Розовейшее, тишайшее утро. Весна в разгаре. На всех подоконниках стоят цветочные ящики. Сквозь щели их просачивается киноварь очередного цветения.
(Меня не любят вещи. Мебель норовит подставить мне ножку. Какой-то лакированный угол однажды буквально укусил меня. С одеялом у меня всегда сложные взаимоотношения. Суп, поданный мне, никогда не остывает. Если какая-нибудь дрянь – монета или запонка – падает со стола, то обычно закатывается она под трудно отодвигаемую мебель. Я ползаю по полу и, поднимая голову, вижу, как буфет смеется.)
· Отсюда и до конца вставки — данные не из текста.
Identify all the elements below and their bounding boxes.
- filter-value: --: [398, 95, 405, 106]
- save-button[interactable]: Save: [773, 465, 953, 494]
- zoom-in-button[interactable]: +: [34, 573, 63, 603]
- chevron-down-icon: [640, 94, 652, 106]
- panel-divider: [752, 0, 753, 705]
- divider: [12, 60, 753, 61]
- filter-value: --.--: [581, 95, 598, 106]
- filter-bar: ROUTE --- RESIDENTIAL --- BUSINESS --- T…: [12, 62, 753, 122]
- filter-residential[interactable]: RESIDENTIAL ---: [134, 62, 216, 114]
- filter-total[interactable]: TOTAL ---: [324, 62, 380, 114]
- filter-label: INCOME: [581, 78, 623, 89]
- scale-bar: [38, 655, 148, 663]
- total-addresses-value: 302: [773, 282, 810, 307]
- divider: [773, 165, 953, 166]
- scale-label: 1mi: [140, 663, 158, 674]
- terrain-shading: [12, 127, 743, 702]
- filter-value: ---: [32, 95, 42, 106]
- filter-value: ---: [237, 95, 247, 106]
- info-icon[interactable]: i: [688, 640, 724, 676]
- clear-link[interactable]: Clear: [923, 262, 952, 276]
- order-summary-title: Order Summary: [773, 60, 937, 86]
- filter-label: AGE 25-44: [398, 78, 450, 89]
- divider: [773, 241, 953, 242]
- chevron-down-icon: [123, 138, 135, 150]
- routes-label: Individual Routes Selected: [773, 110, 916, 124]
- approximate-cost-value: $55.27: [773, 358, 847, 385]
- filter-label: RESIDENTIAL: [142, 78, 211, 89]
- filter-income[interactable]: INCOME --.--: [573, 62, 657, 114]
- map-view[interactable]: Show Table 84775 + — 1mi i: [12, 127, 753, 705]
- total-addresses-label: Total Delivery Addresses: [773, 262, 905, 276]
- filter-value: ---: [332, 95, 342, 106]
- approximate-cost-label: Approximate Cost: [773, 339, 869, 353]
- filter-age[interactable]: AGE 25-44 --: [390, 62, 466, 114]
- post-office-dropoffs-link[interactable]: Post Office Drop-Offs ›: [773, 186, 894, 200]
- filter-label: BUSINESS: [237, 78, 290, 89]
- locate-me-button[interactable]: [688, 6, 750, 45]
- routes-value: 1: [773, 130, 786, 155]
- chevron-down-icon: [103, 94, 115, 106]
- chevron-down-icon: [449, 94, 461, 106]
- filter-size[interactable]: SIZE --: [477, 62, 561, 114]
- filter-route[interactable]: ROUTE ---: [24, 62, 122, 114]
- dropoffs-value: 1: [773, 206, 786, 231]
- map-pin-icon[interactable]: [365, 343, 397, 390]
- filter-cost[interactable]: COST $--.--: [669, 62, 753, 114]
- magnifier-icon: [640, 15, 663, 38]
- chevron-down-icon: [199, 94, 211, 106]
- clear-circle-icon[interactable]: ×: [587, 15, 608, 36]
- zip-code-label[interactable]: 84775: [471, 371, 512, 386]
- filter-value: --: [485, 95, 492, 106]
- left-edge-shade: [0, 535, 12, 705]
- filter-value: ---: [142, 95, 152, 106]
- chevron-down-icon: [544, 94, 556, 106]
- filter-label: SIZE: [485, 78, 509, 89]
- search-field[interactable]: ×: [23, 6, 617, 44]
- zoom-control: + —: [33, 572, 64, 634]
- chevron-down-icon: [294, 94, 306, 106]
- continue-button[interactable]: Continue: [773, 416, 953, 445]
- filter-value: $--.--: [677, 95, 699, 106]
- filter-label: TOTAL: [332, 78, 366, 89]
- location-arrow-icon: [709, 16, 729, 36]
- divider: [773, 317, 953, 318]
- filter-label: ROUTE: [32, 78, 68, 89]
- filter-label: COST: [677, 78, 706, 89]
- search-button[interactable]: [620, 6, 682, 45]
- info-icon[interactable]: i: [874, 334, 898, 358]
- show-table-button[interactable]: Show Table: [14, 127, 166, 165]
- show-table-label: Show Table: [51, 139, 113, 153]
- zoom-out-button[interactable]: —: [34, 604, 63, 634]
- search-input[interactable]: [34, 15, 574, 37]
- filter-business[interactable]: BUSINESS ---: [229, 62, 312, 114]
Синие лямки подтяжек висят по бокам. Он идет в спальню, находит на стуле пенсне, надевает его перед зеркалом и возвращается в мою комнату. Здесь, стоя посредине, он поднимает лямки подтяжек, обе разом, таким движением, точно взваливает на плечи кладь. Со мной не говорит он ни слова. Я притворяюсь спящим. В металлических пластинках подтяжек солнце концентрируется двумя жгучими пучками. (Вещи его любят.)
Ему не надо причесываться и приводить в порядок бороду и усы. Голова у него низко острижена, усы короткие – под самым носом. Он похож на большого мальчика-толстяка.
Он взял флакон; щебетнула стеклянная пробка. Он вылил одеколон на ладонь и провел ладонью по шару головы – от лба к затылку и обратно.
Утром он пьет два стакана холодного молока. Достает из буфета кувшинчик, наливает и пьет, не садясь.
Первое впечатление от него ошеломило меня. Я не мог допустить, предположить. Он стоял передо мной в элегантном сером костюме, пахнущий одеколоном. Губы у него были свежие, слегка выпяченные. Он, оказалось, щеголь.
Очень часто ночью я просыпаюсь от его храпа. Осовелый, я не понимаю, в чем дело. Как будто кто-то с угрозой произносит одно и то же: «Кракатоу… крра… ка… тоууу…»
Прекрасную квартиру предоставили ему. Какая ваза стоит у дверей балкона на лакированной подставке! Тончайшего фарфора ваза, округлая, высокая, просвечивающая нежной кровеносной краснотою. Она напоминает фламинго. Квартира на третьем этаже. Балкон висит в легком пространстве. Широкая загородная улица похожа на шоссе. Напротив внизу – сад: тяжелый, типичный для окраинных мест Москвы, деревастый сад, беспорядочное сборище, выросшее на пустыре между трех стен, как в печи.
Он обжора. Обедает он вне дома. Вчера вечером вернулся он голодный, решил закусить. Ничего не нашлось в буфете. Он спустился вниз (на углу магазин) и притащил целую кучу: двести пятьдесят граммов ветчины, банку шпрот, скумбрию в консервах, большой батон, голландского сыру доброе полулуние, четыре яблока, десяток яиц и мармелад «Персидский горошек». Была заказана яичница и чай (кухня в доме общая, обслуживают две кухарки в очередь).
– Лопайте, Кавалеров, – пригласил он меня и сам навалился. Яичницу ел он со сковороды, откалывая куски белка, как облупливают эмаль. Глаза его налились кровью, он снимал и надевал пенсне, чавкал, сопел, у него двигались уши.